This is the third in a series of posts on New Year’s resolutions…and on giving ourselves a fighting chance to keep them. How? By making resolutions that involve giving up efforts that dissipate our energy and enthusiasm while returning little or no satisfaction in the bargain. So far we’ve vowed that when we find ourselves in a hole we’ll quit digging, and we won’t chase after goals that are unrealistic.
But what about realizing those aspirational goals that seem unattainable but which are so hardwired into our sense of purpose and our souls that we can’t (and shouldn’t!) give up? We resonate with Thoreau’s powerful, encouraging quote: “go confidently in the direction of your dreams! Live the life you’ve imagined.” Are there practical ways to live this out?
Actually, Thoreau himself offered one. His quote is frequently taken out of context. In the next line, he goes on to say this: “As you simplify your life, the laws of the universe will be simpler.”
Hmm. Pretty deep. A range of interpretation possible here, and you and I should certainly take free rein.
But perhaps, given our present context, we could start by taking at face value his invitation for us to simplify our lives. Perhaps he remembered the words of Hebrews 12:1: “since we are surrounded by such a great cloud of witnesses, let us throw off everything that hinders…and let us run with endurance the race marked out for us…”
If you and I are honest with ourselves, we realize we’re carrying a lot of baggage with us everywhere we go. Our military confronts this problem. Today’s infantryman can find himself in a combat zone carrying between 60-120 pounds of weapons, electronics, armor, and other equipment. Defense Department staff and contractors alike are losing sleep in efforts to reduce this weight, by even as little as an ounce here and an ounce there. You and I aren’t carrying that many extra pounds around (or maybe we are, given the popularity of dieting resolutions) – but even so, we carry other baggage of other kinds in our lives and work. Self-imposed rituals and habits chew up large amounts of our day. Administrative tasks take us away from the jobs at which we’re skilled and for which we’ve been trained. Some of our baggage is psychological, attitudinal. We’ve talked ourselves into an unhealthy distaste for much of what we’re doing.
Thoreau invites us to take time for a frank appraisal of all this, shuck as much of it as possible, and travel light.
“Great, Bill. You’re inviting us to get rid of excess baggage, distractions, wrong-headed and misdirected efforts. But give us something positive. What about some help with the things we want to do?”
Thoreau offers advice for that as well. Go back to his invitation. Read the fine print. He doesn’t say, “Set goals for yourselves that will frustrate you.”

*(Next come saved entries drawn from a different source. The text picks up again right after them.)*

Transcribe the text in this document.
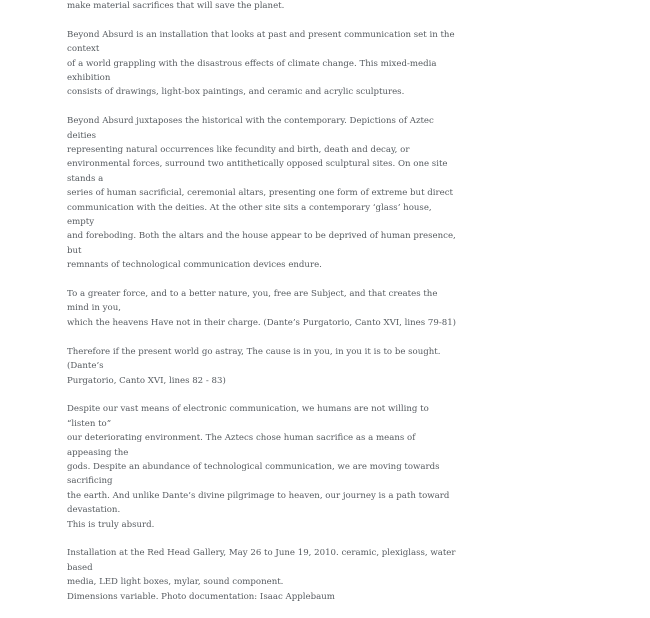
make material sacrifices that will save the planet.

Beyond Absurd is an installation that looks at past and present communication set in the context
of a world grappling with the disastrous effects of climate change. This mixed-media exhibition
consists of drawings, light-box paintings, and ceramic and acrylic sculptures.

Beyond Absurd juxtaposes the historical with the contemporary. Depictions of Aztec deities
representing natural occurrences like fecundity and birth, death and decay, or
environmental forces, surround two antithetically opposed sculptural sites. On one site stands a
series of human sacrificial, ceremonial altars, presenting one form of extreme but direct
communication with the deities. At the other site sits a contemporary ‘glass’ house, empty
and foreboding. Both the altars and the house appear to be deprived of human presence, but
remnants of technological communication devices endure.

To a greater force, and to a better nature, you, free are Subject, and that creates the mind in you,
which the heavens Have not in their charge. (Dante’s Purgatorio, Canto XVI, lines 79-81)

Therefore if the present world go astray, The cause is in you, in you it is to be sought. (Dante’s
Purgatorio, Canto XVI, lines 82 - 83)

Despite our vast means of electronic communication, we humans are not willing to “listen to”
our deteriorating environment. The Aztecs chose human sacrifice as a means of appeasing the
gods. Despite an abundance of technological communication, we are moving towards sacrificing
the earth. And unlike Dante’s divine pilgrimage to heaven, our journey is a path toward
devastation.

This is truly absurd.

Installation at the Red Head Gallery, May 26 to June 19, 2010. ceramic, plexiglass, water based
media, LED light boxes, mylar, sound component.

Dimensions variable. Photo documentation: Isaac Applebaum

He encourages us instead to set a direction. And head that way. He says nothing about arriving. And in the year 2012, realistically, that’s just as well. For most of us, the average day will be nothing but setbacks, delays, frustrations, reverses. In such a world, the most important thing? Maintain our bearings.
Here’s a final tip…one Thoreau doesn’t make explicit, but which he’d fully support. Exchange your unrealistic goal of accomplishing something – anything – by yourself, for the much more enriching and satisfying goal of accomplishing a common goal in collaboration with others. You hunger for just a little encouragement? Well so do those around you. Give it to them, and in generous measure. Mentor them. Coach them. Put their interests ahead of your own. Share with them why the direction you and they are going matters. Help them see progress even when it’s difficult to find.
We’re not talking hundreds of people here. Work with a small number…just a handful. But share with each of them the value and culture of working themselves to encourage another handful. Do this, and two things will happen. In the short run, you’ll be so lost in the joy and satisfaction of it that you’ll forget the frustration of failing to meet your goals. Longer term, you will see amazing accomplishment, significant and meaningful change. Your original purpose will at most be barely visible in the result, but that’s because your original purpose has been supplemented by something far superior – transformed and remade by others’ new ideas and creativity into accomplishment and change far better and more enduring than you could have imagined on your own.
2012? It’s going to be a good year.
As an interesting [at least to me] add-on to your line of thought, yesterday I read a very relevant post on the Harvard Business Review site called “Developing Mindful Leaders.” The author makes the point that personal development [and isn’t that really what New Year’s resolutions are all about] is hard to accomplish alone: “People grow best in communities.” While the article is about personnel development, it can be applied to personal, and community, development as well.